Au début des années 2000 un thème a connu un grand succès médiatique.

Il s’agissait de la « fin du pétrole », expression destinée à mettre en garde contre la raréfaction progressive des réserves d’or noir et à exiger dans la foulée la mise en place urgente de politiques de diversification énergétique (solaire, éolien, gaz naturel, hydrogène, géothermie...). Le débat entre adeptes de cette thèse et ses adversaires a été très vif et, aujourd’hui, les contempteurs de « la fin du pétrole » semblent avoir gagné la partie. Quand il n’y en a plus, il y en a encore... en effet, le fait que le baril soit en passe de toucher les 40 dollars laisse à penser une chose: il y a suffisamment d’or noir et les risques de pénurie, notamment d’essence, ne sont pas pour demain. Pour mémoire, il faut se souvenir que les tenants de la « fin du pétrole » nous avertissaient de l’imminence d’un « pic mondial » de la production d’hydrocarbures, autrement dit du fait que l’humanité aurait bientôt consommé la moitié de toutes ses réserves disponibles d’or noir. Un moment-clé annonciateur de la raréfaction progressive du précieux liquide fossile. Or, expliquent aujourd’hui les spécialistes, l’une des raisons de la chute des cours n’est pas simplement le fait que le marché est saturé par les productions maximales de la Russie, de l’Irak et, bien entendu, de l’Arabie Saoudite.

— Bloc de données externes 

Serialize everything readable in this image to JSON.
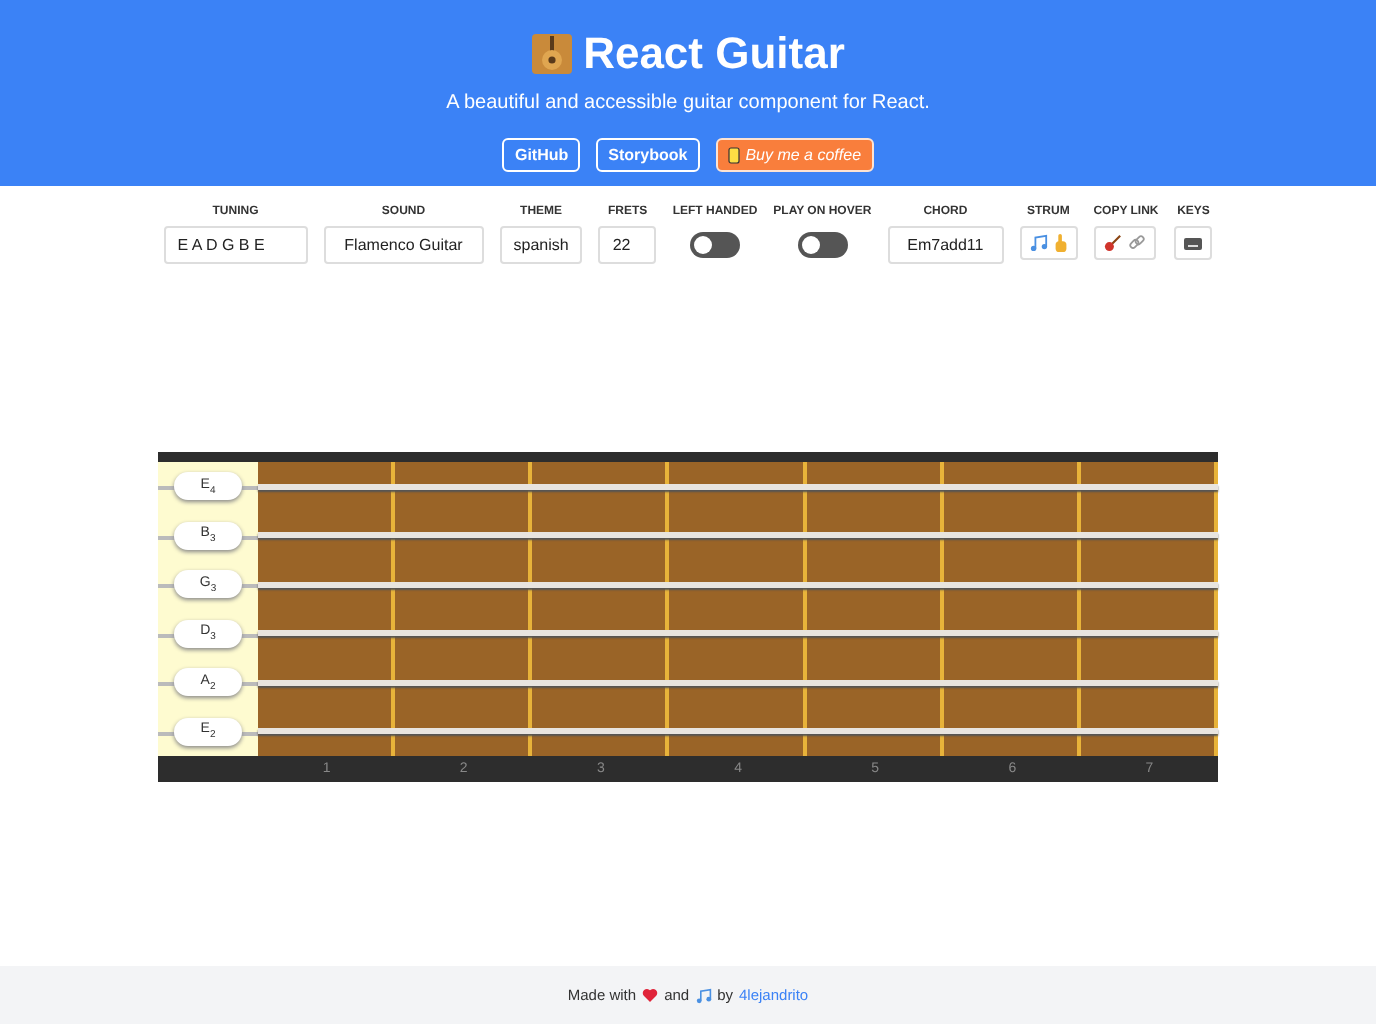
{
  "header": {
    "title": "React Guitar",
    "subtitle": "A beautiful and accessible guitar component for React.",
    "links": [
      {
        "label": "GitHub",
        "kind": "outline"
      },
      {
        "label": "Storybook",
        "kind": "outline"
      },
      {
        "label": "Buy me a coffee",
        "kind": "coffee"
      }
    ]
  },
  "controls": [
    {
      "label": "TUNING",
      "kind": "text",
      "value": "E A D G B E"
    },
    {
      "label": "SOUND",
      "kind": "select",
      "value": "Flamenco Guitar"
    },
    {
      "label": "THEME",
      "kind": "select",
      "value": "spanish"
    },
    {
      "label": "FRETS",
      "kind": "number",
      "value": "22"
    },
    {
      "label": "LEFT HANDED",
      "kind": "toggle",
      "on": false
    },
    {
      "label": "PLAY ON HOVER",
      "kind": "toggle",
      "on": false
    },
    {
      "label": "CHORD",
      "kind": "select",
      "value": "Em7add11"
    },
    {
      "label": "STRUM",
      "kind": "strum"
    },
    {
      "label": "COPY LINK",
      "kind": "copy"
    },
    {
      "label": "KEYS",
      "kind": "keys"
    }
  ],
  "guitar": {
    "strings": [
      "E$_{4}$",
      "B$_{3}$",
      "G$_{3}$",
      "D$_{3}$",
      "A$_{2}$",
      "E$_{2}$"
    ],
    "fret_numbers": [
      "1",
      "2",
      "3",
      "4",
      "5",
      "6",
      "7"
    ]
  },
  "footer": {
    "made_with": "Made with",
    "and": "and",
    "by": "by",
    "author": "4lejandrito"
  }
}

Selon eux, c’est aussi le fait que de nombreux nouveaux gisements vont être mis en service à commencer par ceux d’Afrique occidentale, mais aussi ceux de la mer Caspienne et du Golfe arabo-persique. Bien sûr, aucun de ces réservoirs ne peut être considéré comme une nouvelle mer du Nord (erreur qui a été commise pour la mer Caspienne annoncée un temps comme un nouveau méga-gisement). Mais la mise en production de ces champs va amener encore plus d’or noir sur le marché et renforcer le sentiment que la pénurie n’est qu’une thèse alarmiste concoctée par les écologistes pour hâter la transition énergétique.     

Durant des années, le message le plus fréquent était que l’humanité dispose de réserves pétrolières capables d’assurer sa consommation jusqu’en 2030. La conjoncture actuelle pousse certains experts à prédire que cette butée doit être décalée à 2050 voire à 2100 si l’on prend en compte les ressources en pétrole non-conventionnel (schistes, bitumineux, off-shore très profond,...). Autrement dit, alors que l’on pensait qu’il n’y aurait bientôt plus de pétrole, on aurait mieux fait de se souvenir de l’adage, brandi par les optimistes et les divers soutiens de l’industrie pétrolière, selon lequel « quand il n’y en a plus, il y en a encore... »Nouveau plaidoyer écologique Bien entendu, il faut aborder cette question avec prudence.

Il y a quelques années, quand le prix du baril atteignait des cimes, c’est la rareté de l’or noir qui était avancée comme explication par tout ce qui, au passage, montre que passer d’une interprétation extrême à son opposée est l’une des spécialités des observateurs du marché pétrolier.

Il faut donc essayer de focaliser son attention sur l’enseignement majeur de cette affaire : utiliser la fin prochaine du pétrole comme argument afin d’engager la transition énergétique via le recours aux renouvelables n’est pas une bonne stratégie. Cette dernière est trop dépendante des fluctuations des prix du baril et risque de ne convaincre personne. À l’inverse, les efforts de pédagogie devraient être orientés sur la nécessité de profiter de la persistance des hydrocarbures fossiles pour passer progressivement à autre chose, cela en insistant sur le coût élevé qu’impose l’usage de l’or noir (pollution, problèmes géostratégiques, mauvais rendements,...).

En clair, la baisse actuelle des prix du pétrole impose la redéfinition du plaidoyer écologiste en faveur des énergies renouvelables.